A few cards asked for improved development and more housing in the midtown area, a trolley system from the lake to downtown, preservation of historic buildings and 24-hour activities in the downtown area.

Others discussed the perception of crime and gang activity around College Avenue and the need for a northern connector between Thompson Bridge Road and Dawsonville Highway.

"Gainesville is the heart of Hall County, and a healthy Gainesville means a healthy Hall County," Hall Commissioner Craig Lutz said. "I've been concerned that South Hall residents look to Gwinnett County for entertainment, retail and shopping. There are some assets here that need to be redeveloped."

This includes the Lakeshore Mall area and transportation along Ga. 365 and Interstate 985, he said.

"We need a regional shopping center, and we could do a better job of keeping retail in the county to help entertainment and dining," Lutz said. "For many residents, especially in South Hall, the mall area is not as easily accessible."

The staff will host three workshops this year to garner public feedback on specific areas in Gainesville. A July 14 meeting will focus on the gateway corridors and roads that lead into the city.

An Aug. 11 hearing will look at the "central core" of the city, including the downtown, midtown, Fair Street and Bradford Street areas.

A final focus Sept. 8 will pinpoint commercial opportunities along Atlanta Highway, Browns Bridge Road and Lakeshore Mall.

The plan will also incorporate Vision 2014 from Gainesville Parks and Recreation, Vision 2030 from the Greater Hall Chamber of Commerce and the 2040 Metropolitan Transportation Plan by the Gainesville-Hall Metropolitan Planning Organization.

"I came to see if I could find out what people are interested in, and I like what I hear so far," Councilman George Wangemann said. "This is a long process, and I hope it will include anybody who wants to be included.

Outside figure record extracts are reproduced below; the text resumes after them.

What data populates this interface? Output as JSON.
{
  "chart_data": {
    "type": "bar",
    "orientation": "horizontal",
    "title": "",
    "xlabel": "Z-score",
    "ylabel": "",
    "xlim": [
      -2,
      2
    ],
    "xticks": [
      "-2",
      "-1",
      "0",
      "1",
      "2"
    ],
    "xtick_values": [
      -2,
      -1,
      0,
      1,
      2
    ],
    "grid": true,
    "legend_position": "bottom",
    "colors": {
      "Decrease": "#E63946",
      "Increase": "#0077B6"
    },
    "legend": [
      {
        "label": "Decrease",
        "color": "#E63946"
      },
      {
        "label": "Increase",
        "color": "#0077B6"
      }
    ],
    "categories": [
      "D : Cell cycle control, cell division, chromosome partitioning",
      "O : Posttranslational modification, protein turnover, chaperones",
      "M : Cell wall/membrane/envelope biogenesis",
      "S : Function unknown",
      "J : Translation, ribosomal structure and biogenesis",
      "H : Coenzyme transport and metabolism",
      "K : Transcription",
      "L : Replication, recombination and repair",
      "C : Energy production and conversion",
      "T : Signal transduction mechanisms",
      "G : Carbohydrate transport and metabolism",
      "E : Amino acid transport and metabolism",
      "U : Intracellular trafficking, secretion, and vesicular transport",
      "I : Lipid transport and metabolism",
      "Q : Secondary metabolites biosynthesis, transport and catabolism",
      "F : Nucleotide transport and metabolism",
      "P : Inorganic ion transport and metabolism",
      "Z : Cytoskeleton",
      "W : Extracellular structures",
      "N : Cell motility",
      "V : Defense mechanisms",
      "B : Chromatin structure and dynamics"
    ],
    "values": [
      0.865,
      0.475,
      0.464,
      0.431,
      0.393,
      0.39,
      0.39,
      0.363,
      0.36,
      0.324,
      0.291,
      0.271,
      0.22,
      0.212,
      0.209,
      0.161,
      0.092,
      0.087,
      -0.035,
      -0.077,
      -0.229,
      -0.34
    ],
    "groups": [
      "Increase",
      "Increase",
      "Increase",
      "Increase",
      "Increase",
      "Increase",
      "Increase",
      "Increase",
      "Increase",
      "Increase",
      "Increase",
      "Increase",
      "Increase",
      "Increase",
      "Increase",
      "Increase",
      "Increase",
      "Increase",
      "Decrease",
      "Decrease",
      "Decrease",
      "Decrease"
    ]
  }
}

I would hate to see a few people make all of the decisions."

Wangemann wants to focus on retail opportunities around the city, and he expressed concerns about dilapidated housing in some of Gainesville's neighborhoods.

"I hope there is some way to improve that and give incentives to people who own homes and can bring them up to where they should be," he said. "There are some redevelopment opportunities, but we also need to work on keeping our neighborhoods intact by being creative in figuring out how to improve homes."